How to manage brain fog

Neuroscientist and psychologist Dr Lynda Shaw has some advice for those suffering from brain fog and explains how it relates to memory and what we can do about it.

Sad, Depressed woman


Many of us have been talking about brain fog of late, whether that is because of ageing, feeling burnout, recovering from illness or juggling too many balls in the air during this incredibly difficult last year. So what is brain fog and how does it relate to memory and what exactly can we do about it?

What is brain fog?

Brain fog can range from mild to severe and is associated with poor memory, not being able to focus clearly, not being able to retrieve information and a lack of clear thinking and can negatively affect all aspects of our lives. Brain fog can be most apparent when we struggle with our memory and our ability to acquire, store, maintain and reclaim information that we have previously experienced or learned.

A 2015 review discusses evidence that suggests stress, exposure to certain toxins and medical health problems causes inflammation of certain molecules in the brain which can contribute to brain fog. Even lack of sleep and nutritional deficiencies can add to the problem. So, what can we do to help ourselves?

How to clear brain fog and sharpen our thinking and memory

1) Make sleep your top priority. On average, a person goes through 3-5 REM (rapid eye movement) cycles per night which is when we dream and is vital for mental and emotional regulation. It is important to maintain a regular and healthy sleeping pattern in order to prevent or clear brain fog and to be at your sharpest and allow your brain to do all its sorting and coding.

2) Exercise to get the oxygen flowing. Exercising increases oxygen and blood flow, so incorporate 30 minutes of exercise into your daily routine to help clear out the cobwebs especially if you can get outside.

3) Don’t overload. Take time to properly focus on activities and avoid trying to do too many things at once. The misguided notion of multitasking has been linked to poorer episodic memory, along with a reduction in efficiency, performance and focus. Slow down and do one thing at a time.

4) Brain fog could be hormonal. Low levels of hormones, particularly oestrogen, have been linked to changes in memory and difficulties thinking or processing information. These disturbances most frequently occur during the menopause.

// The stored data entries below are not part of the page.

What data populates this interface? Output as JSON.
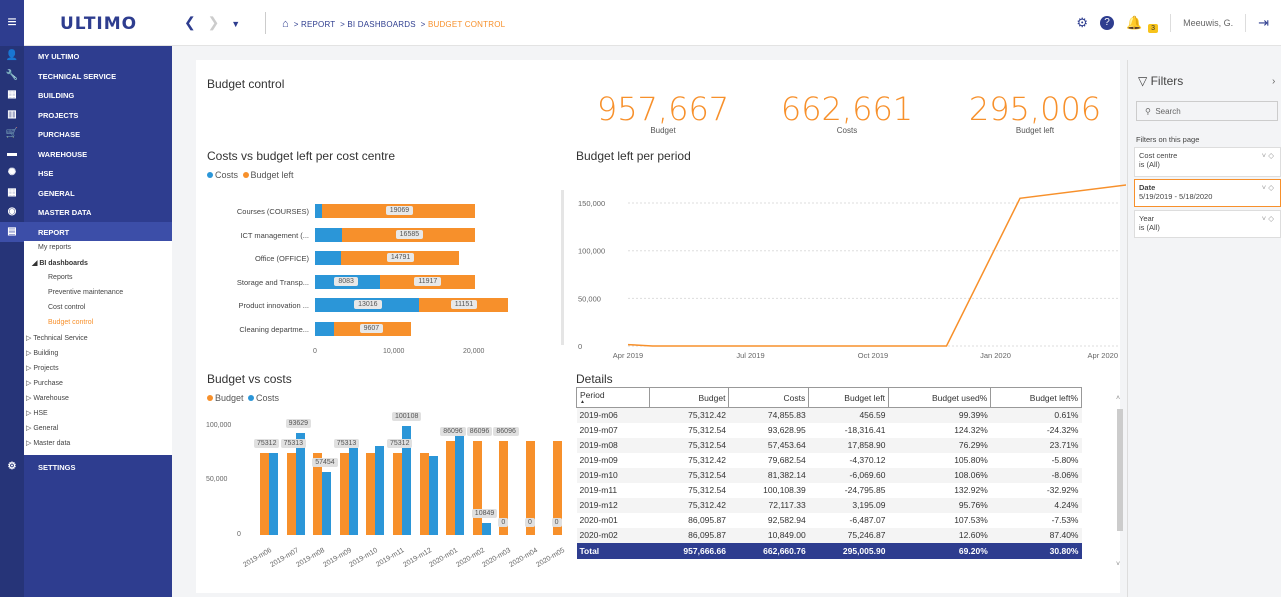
{
  "app": {
    "logo": "ULTIMO"
  },
  "breadcrumb": {
    "items": [
      "REPORT",
      "BI DASHBOARDS"
    ],
    "current": "BUDGET CONTROL"
  },
  "topright": {
    "notifications": "3",
    "user": "Meeuwis, G."
  },
  "sidebar": {
    "items": [
      {
        "label": "MY ULTIMO",
        "icon": "person-icon"
      },
      {
        "label": "TECHNICAL SERVICE",
        "icon": "wrench-icon"
      },
      {
        "label": "BUILDING",
        "icon": "building-icon"
      },
      {
        "label": "PROJECTS",
        "icon": "projects-icon"
      },
      {
        "label": "PURCHASE",
        "icon": "cart-icon"
      },
      {
        "label": "WAREHOUSE",
        "icon": "warehouse-icon"
      },
      {
        "label": "HSE",
        "icon": "hse-icon"
      },
      {
        "label": "GENERAL",
        "icon": "grid-icon"
      },
      {
        "label": "MASTER DATA",
        "icon": "database-icon"
      },
      {
        "label": "REPORT",
        "icon": "report-icon"
      }
    ],
    "settings": "SETTINGS",
    "sub": {
      "my_reports": "My reports",
      "bi_dashboards": "◢ BI dashboards",
      "bi_items": [
        "Reports",
        "Preventive maintenance",
        "Cost control",
        "Budget control"
      ],
      "groups": [
        "▷ Technical Service",
        "▷ Building",
        "▷ Projects",
        "▷ Purchase",
        "▷ Warehouse",
        "▷ HSE",
        "▷ General",
        "▷ Master data"
      ]
    }
  },
  "main": {
    "title": "Budget control",
    "kpis": [
      {
        "value": "957,667",
        "label": "Budget"
      },
      {
        "value": "662,661",
        "label": "Costs"
      },
      {
        "value": "295,006",
        "label": "Budget left"
      }
    ]
  },
  "colors": {
    "costs": "#2b96d8",
    "budget": "#f7902b",
    "brand": "#2e3d8f"
  },
  "chart_data": [
    {
      "type": "bar",
      "orientation": "horizontal",
      "stacked": true,
      "title": "Costs vs budget left per cost centre",
      "legend": [
        "Costs",
        "Budget left"
      ],
      "categories": [
        "Courses (COURSES)",
        "ICT management (...",
        "Office (OFFICE)",
        "Storage and Transp...",
        "Product innovation ...",
        "Cleaning departme..."
      ],
      "series": [
        {
          "name": "Costs",
          "values": [
            930,
            3415,
            3209,
            8083,
            13016,
            2393
          ]
        },
        {
          "name": "Budget left",
          "values": [
            19069,
            16585,
            14791,
            11917,
            11151,
            9607
          ]
        }
      ],
      "data_labels": [
        {
          "costs": "",
          "left": "19069"
        },
        {
          "costs": "",
          "left": "16585"
        },
        {
          "costs": "",
          "left": "14791"
        },
        {
          "costs": "8083",
          "left": "11917"
        },
        {
          "costs": "13016",
          "left": "11151"
        },
        {
          "costs": "",
          "left": "9607"
        }
      ],
      "xticks": [
        "0",
        "10,000",
        "20,000"
      ],
      "xlim": [
        0,
        24000
      ]
    },
    {
      "type": "line",
      "title": "Budget left per period",
      "x": [
        "2019-05",
        "2019-06",
        "2019-07",
        "2019-08",
        "2019-09",
        "2019-10",
        "2019-11",
        "2019-12",
        "2020-01",
        "2020-02",
        "2020-03",
        "2020-04",
        "2020-05"
      ],
      "xticks": [
        "Apr 2019",
        "Jul 2019",
        "Oct 2019",
        "Jan 2020",
        "Apr 2020"
      ],
      "yticks": [
        "0",
        "50,000",
        "100,000",
        "150,000"
      ],
      "ylim": [
        0,
        170000
      ]
    },
    {
      "type": "bar",
      "title": "Budget vs costs",
      "legend": [
        "Budget",
        "Costs"
      ],
      "categories": [
        "2019-m06",
        "2019-m07",
        "2019-m08",
        "2019-m09",
        "2019-m10",
        "2019-m11",
        "2019-m12",
        "2020-m01",
        "2020-m02",
        "2020-m03",
        "2020-m04",
        "2020-m05"
      ],
      "series": [
        {
          "name": "Budget",
          "values": [
            75312,
            75313,
            75313,
            75312,
            75313,
            75313,
            75312,
            86096,
            86096,
            86096,
            86096,
            86096
          ]
        },
        {
          "name": "Costs",
          "values": [
            74856,
            93629,
            57454,
            79683,
            81382,
            100108,
            72117,
            92583,
            10849,
            0,
            0,
            0
          ]
        }
      ],
      "budget_labels": [
        "75312",
        "75313",
        "",
        "75313",
        "",
        "75312",
        "",
        "86096",
        "86096",
        "86096",
        "",
        ""
      ],
      "costs_labels": [
        "",
        "93629",
        "57454",
        "",
        "",
        "100108",
        "",
        "",
        "10849",
        "0",
        "0",
        "0"
      ],
      "yticks": [
        "0",
        "50,000",
        "100,000"
      ],
      "ylim": [
        0,
        110000
      ]
    }
  ],
  "details": {
    "title": "Details",
    "columns": [
      "Period",
      "Budget",
      "Costs",
      "Budget left",
      "Budget used%",
      "Budget left%"
    ],
    "rows": [
      [
        "2019-m06",
        "75,312.42",
        "74,855.83",
        "456.59",
        "99.39%",
        "0.61%"
      ],
      [
        "2019-m07",
        "75,312.54",
        "93,628.95",
        "-18,316.41",
        "124.32%",
        "-24.32%"
      ],
      [
        "2019-m08",
        "75,312.54",
        "57,453.64",
        "17,858.90",
        "76.29%",
        "23.71%"
      ],
      [
        "2019-m09",
        "75,312.42",
        "79,682.54",
        "-4,370.12",
        "105.80%",
        "-5.80%"
      ],
      [
        "2019-m10",
        "75,312.54",
        "81,382.14",
        "-6,069.60",
        "108.06%",
        "-8.06%"
      ],
      [
        "2019-m11",
        "75,312.54",
        "100,108.39",
        "-24,795.85",
        "132.92%",
        "-32.92%"
      ],
      [
        "2019-m12",
        "75,312.42",
        "72,117.33",
        "3,195.09",
        "95.76%",
        "4.24%"
      ],
      [
        "2020-m01",
        "86,095.87",
        "92,582.94",
        "-6,487.07",
        "107.53%",
        "-7.53%"
      ],
      [
        "2020-m02",
        "86,095.87",
        "10,849.00",
        "75,246.87",
        "12.60%",
        "87.40%"
      ]
    ],
    "total": [
      "Total",
      "957,666.66",
      "662,660.76",
      "295,005.90",
      "69.20%",
      "30.80%"
    ]
  },
  "filters": {
    "title": "Filters",
    "search_placeholder": "Search",
    "section": "Filters on this page",
    "items": [
      {
        "name": "Cost centre",
        "value": "is (All)"
      },
      {
        "name": "Date",
        "value": "5/19/2019 - 5/18/2020"
      },
      {
        "name": "Year",
        "value": "is (All)"
      }
    ]
  }
}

5) Check medications. Some over the counter medications can cause brain fog so check the label for side effects. Chemotherapy can prevent the production of oestrogen which may explain changes in memory otherwise known as ‘chemo brain’, which is another type of brain fog.

6) Consult a medical professional if you think depression, sleep disorders, anxiety or medication you are taking could be contributing to the brain fog.

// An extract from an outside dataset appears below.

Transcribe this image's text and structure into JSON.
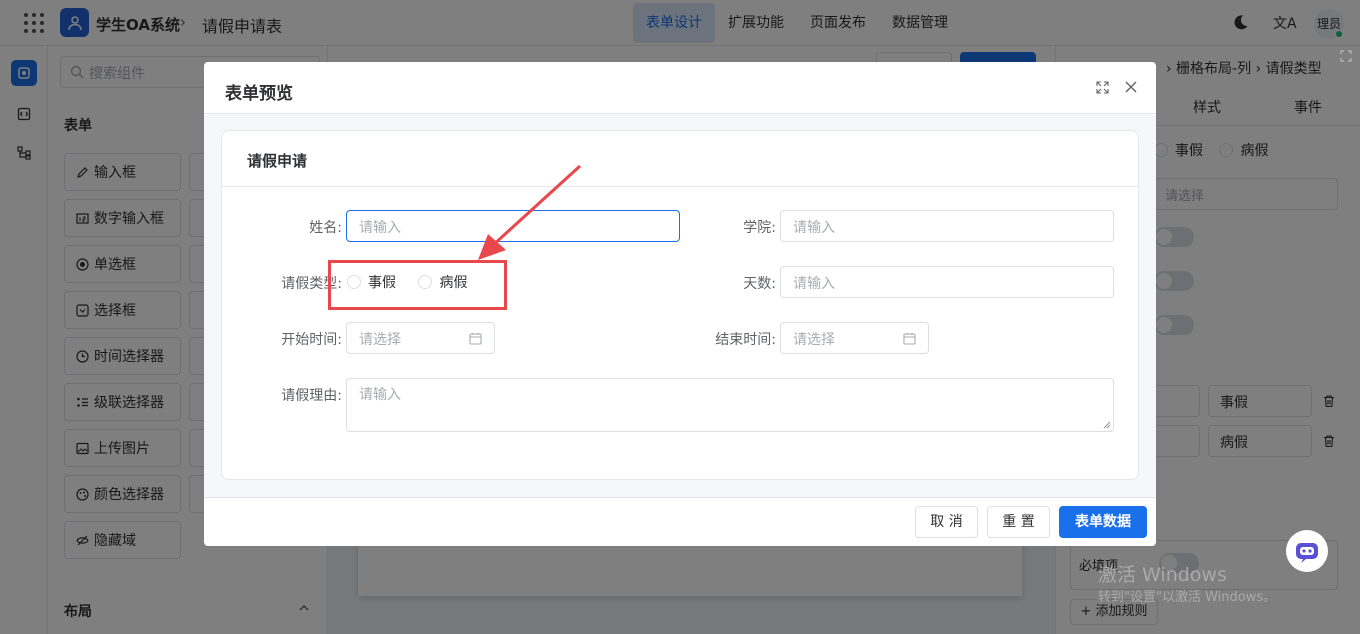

7) Reduce stress. Most importantly if you are feeling overwhelmed, remember to be kind to yourself. Have downtime, work out what you need to feel better that can be realistically achieved and surround yourself with positive people.

Once the fog has cleared, improve your memory by:

  • Activating as many senses as you can. Sensory memories are fleeting, and we are not often aware of them. But stimulating the senses can help us feel better, which encourages us to continue that activity, thus bringing it into our conscious awareness, enjoying the process and develop long term memories.
  • Using mnemonic tools such as using as a phrase, acronym, song, rhyme or image to help remember a list of facts in a certain order.
  • Learning something new that you enjoy. Novelty is a sure fire way to get our attention. So think of something you haven’t done before, try it and if you enjoy it keep going. The neural plasticity of the brain is incredible and you will lay down new connections and pathways and have fun at the same time.
  • Attaching meaning to what you want to remember. If you are bad with names or dates attach a meaning by associating it with something familiar. This link provides a stronger association in your brain, increasing the likelihood of you remembering it next time.
  • Repetition. Intentionally repeating something that you would like to recall in the future is one of the oldest tricks in the book – but it works. Repetition will encode information beyond your sensory and short-term memory, into your long-term memory.

*Dr Lynda Shaw is a neuroscientist, business psychologist and change specialist.